Avec Alice et le maire, on a la (bonne) impression d’être à la fois, bien sûr, dans un film politique mais également et peut-être plus encore dans un conte moral signé Eric Rohmer. Un sentiment lié évidemment au titre du film, à la présence de Luchini, acteur éminemment rohmérien et même à une Anaïs Demoustier qui n’aurait pas déparé dans Pauline à la plage. Ce qui séduit dans cette comédie qui fait aussi penser à Frank Capra et à l’utopie de démocratie qui traverse son cinéma, c’est le ton allègre de la relation entre Alice et « son » maire. Voilà deux personnages qui n’auraient pu jamais se rencontrer et qui se découvrent presqu’intimement, en tout cas plus que ne le voudrait une relation entre un coach et son client. Car, au grand dam de l’entourage proche du maire, Alice va se rapprocher de plus en plus de Paul Théraneau qui n’hésite pas à lui téléphoner au bout de la nuit ou à la faire venir bien tard dans son bureau pour la/se questionner. La scène est savoureuse où le maire, vêtu d’un maillot de l’Olympique lyonnais, accueille Alice pour lui vanter le plaisir de porter des Birckenstock avant de s’allonger sur un tapis pour faire des étirements…

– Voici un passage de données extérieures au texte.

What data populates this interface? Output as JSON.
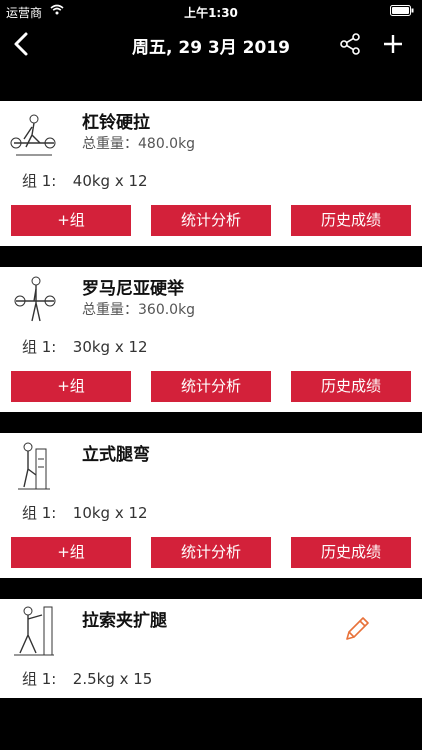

Si Pariser réussit brillamment à nous intéresser à son duo, il sait, avec malice distiller la punchline (« La liberté est plus un risque qu’une rente ») ou se faire satiriste quand soudain, à cause de la publication dans la presse d’une « petite phrase » du maire sur l’écologie qui n’est pas tout, l’équipe de communication du maire est en furie pour trouver l’autre petite phrase qui arrêtera l’incendie ou encore lorsque il s’agira de réfléchir à Lyon 2500. Sous l’œil ironique et donc perturbateur d’Alice, d’autres communicants, certainement grassement payés, délirent sur une Union des mégalopoles pour le progrès. Et puis Pariser sait se faire l’observateur avisé des mots et des concepts quand il est question de ce que peut le politique aujourd’hui, de progrès social, des pistes de citoyenneté, de prospective, du vivre ensemble ou de l’invention d’un « grand récit démocratique de notre temps ».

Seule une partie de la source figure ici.